Après le divorce, le temps de la prostitution

- Dans une situation économique compliquée, des mères de famille divorcées se lancent dans la prostitution.
- Répondant manifestement à une réelle demande, ces quadragnéaires n’ont pas le physique des bimbos, mais n’ont pas de peine à trouver des clients.
- Utilisant internet, elles ne sont ni dans la rue ni officiellement déclarées et échappent ainsi aux statistiques.

  • Se prostituer, une manière pour ces deux mères de familles de pouvoir boucler les fins de mois. DR

    Se prostituer, une manière pour ces deux mères de familles de pouvoir boucler les fins de mois. DR

  • Se prostituer, une manière pour ces deux mères de familles de pouvoir boucler les fins de mois. DR

    Se prostituer, une manière pour ces deux mères de familles de pouvoir boucler les fins de mois. DR

Toutes les deux habitent dans la périphérie lausannoise. Myriam et Sophie (*) ont respectivement 45 et 47 ans. Ces deux amies ont longtemps été des mères de famille tout ce qu’il y a de plus conventionnelles, avant que le divorce et la crise ne les emmènent dans une situation très précaire.

Service "en duo"

«On a fait ensemble le tour des possibilités qu’il nous restait pour tenter d’assumer les frais quotidiens et, rapidement, on est arrivées à la conclusion qu’il n’y avait plus que cette solution», explique Sophie. Après un mois de discussion, elles s’inscrivent sur un site de petites annonces et proposent un service «en duo» pour se donner du courage et pouvoir se défendre en cas d’agression. D’autant plus que, afin de cacher leur nouvelle activité à leurs enfants encore à la maison, elles sont d’abord obligées de courir d’hôtels en appartements sans la moindre sécurité. A ce stade, elles pensent recevoir quelques sollicitations éparses, mais n’imagine pas une seule minute le succès que connaitra leur offre.

Clients à foison

A chaque annonce, des dizaines de réponses arrivent sur leur boîte e-mail. «On a même le luxe de pouvoir trier et choisir les clients les plus agréables. C’est clair qu’après une longue relation, puis une séparation, ça fait du bien à l’égo de voir que beaucoup sont prêts à vous rémunérer pour avoir une relation avec vous», raconte Myriam dans son petit appartement en pleine campagne vaudoise.

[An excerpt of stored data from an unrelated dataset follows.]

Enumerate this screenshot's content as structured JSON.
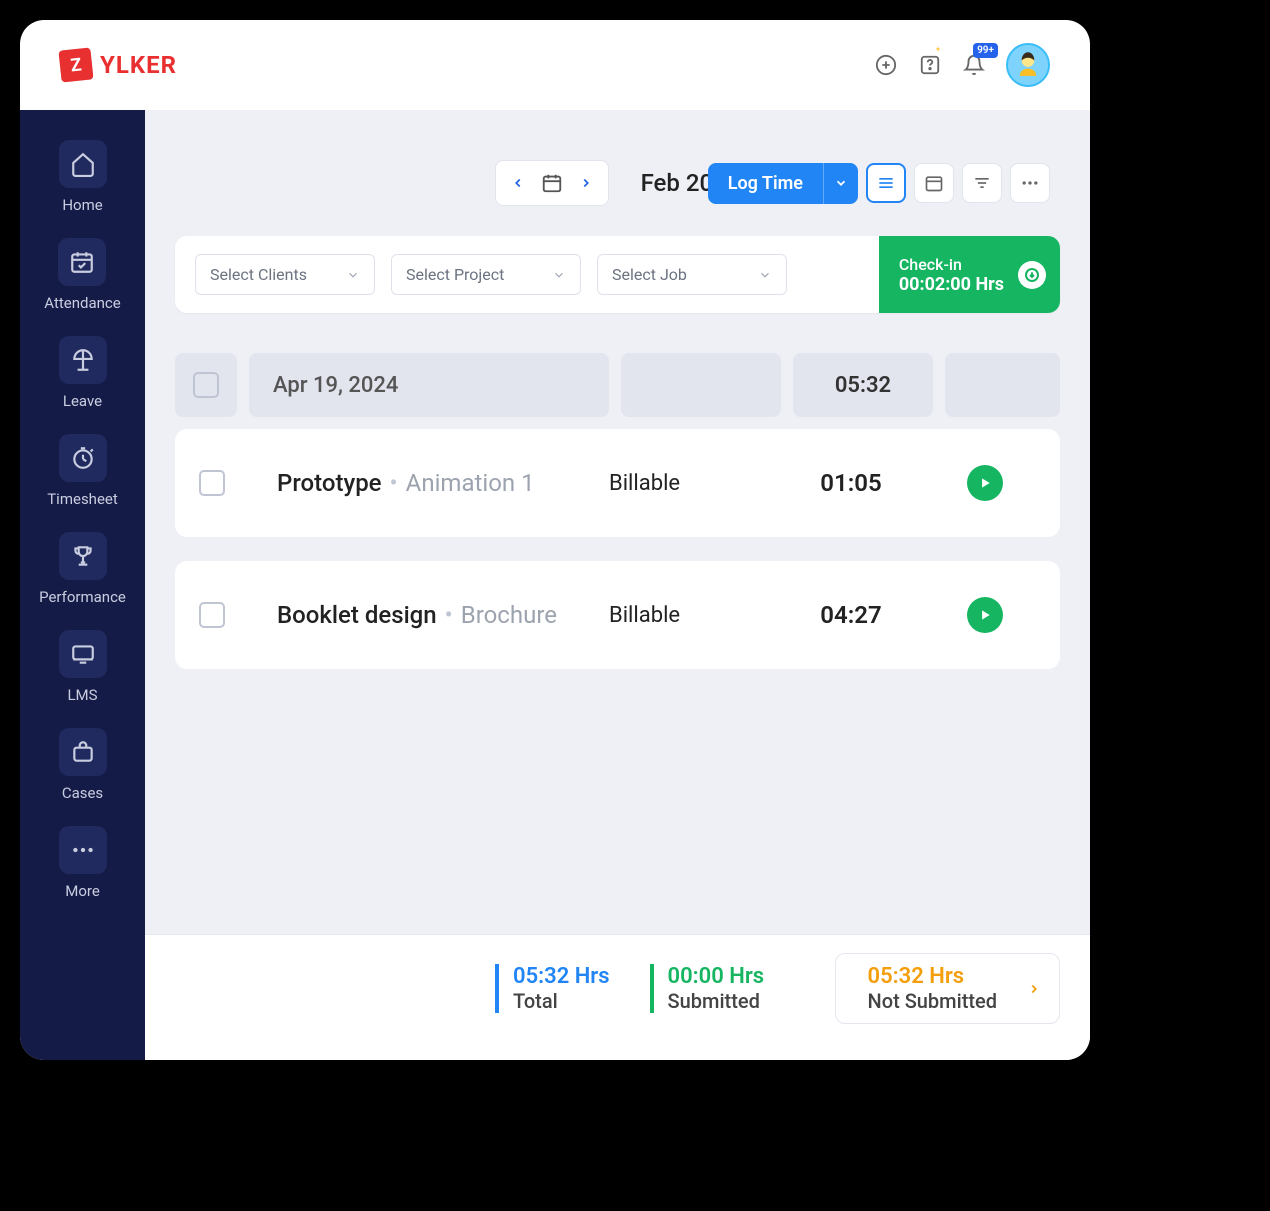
{
  "logo": {
    "letter": "Z",
    "text": "YLKER"
  },
  "header": {
    "notification_badge": "99+"
  },
  "sidebar": {
    "items": [
      {
        "label": "Home"
      },
      {
        "label": "Attendance"
      },
      {
        "label": "Leave"
      },
      {
        "label": "Timesheet"
      },
      {
        "label": "Performance"
      },
      {
        "label": "LMS"
      },
      {
        "label": "Cases"
      },
      {
        "label": "More"
      }
    ]
  },
  "period": {
    "label": "Feb 2024"
  },
  "toolbar": {
    "log_time": "Log Time"
  },
  "filters": {
    "clients": "Select Clients",
    "project": "Select Project",
    "job": "Select Job"
  },
  "checkin": {
    "label": "Check-in",
    "time": "00:02:00 Hrs"
  },
  "date_group": {
    "date": "Apr 19, 2024",
    "total": "05:32"
  },
  "entries": [
    {
      "name": "Prototype",
      "sub": "Animation 1",
      "billable": "Billable",
      "time": "01:05"
    },
    {
      "name": "Booklet design",
      "sub": "Brochure",
      "billable": "Billable",
      "time": "04:27"
    }
  ],
  "footer": {
    "total": {
      "value": "05:32 Hrs",
      "label": "Total"
    },
    "submitted": {
      "value": "00:00 Hrs",
      "label": "Submitted"
    },
    "not_submitted": {
      "value": "05:32 Hrs",
      "label": "Not Submitted"
    }
  }
}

Maintenant que ses enfants ont quitté le domicile, c’est dans celui-ci qu’elle reçoit, en moyenne, un client par jour sans que ses voisins et se proches ne se doutent de quoi que ce soit. Comment explique-t-elle le succès rencontré? «On est simplement là pour apporter l’affection et l’attention dont de très nombreux hommes manquent dans notre société. »

Mais, si toutes les deux semblent dresser un tableau idyllique de cette activité, il mérite tout de même d’être nuancé. Entre les e-mails franchement glauques et les hommes qui partent sans payer, tout n’est de loin pas rose. D’ailleurs, Myriam tient à adresser une question plutôt gênante aux responsables du système d’aides sociales: «Si nous sommes contraintes d’en arriver là alors que nous avons toujours travaillé et que nous sommes mères de famille, c’est quand même la preuve qu’il y a un sérieux problème quelque part. Non?»

Des cas isolés?

Clairement moins télégéniques que les sublimes escort-girls rémunérées des milliers de francs pour une nuit, les mères de famille prostituées sont assurément moins présentes dans les médias. Pourtant, à en croire Myriam et Sophie, elles seraient presque aussi nombreuses sur les sites de petites annonces, particulièrement depuis quelques années. De l’aveu même de la police et des associations de prévention, le phénomène est très difficilement contrôlable. Myriam et Sophie reçoivent de nombreux clients fidèles aux profils très variés. De l’ouvrier à l’étudiant, en passant par le retraité marié depuis toujours ou le directeur d’entreprise, ils recherchent tous une relation avec une femme qui pourrait être leur voisine.

«Les hommes veulent de l’affection»

«Cela dit, on ne va pas devenir riche avec notre activité. Elle permet simplement de garder la tête hors de l’eau», précisent en cœur les deux mères de famille vaudoises. Cela fait maintenant six ans qu’elles ont fait leur première passe et, pour l’instant, elles n’ont pas l’intention de s’arrêter. Aujourd’hui, elles disent seulement craindre que les récents débats des parlementaires fédéraux entrainent une interdiction de la prostitution: «On continuerait probablement de pratiquer, mais le client serait en position de force car nous ne pourrions jamais nous plaindre à la police en cas de problème. Nous serions totalement seules et nous risquerions très gros.»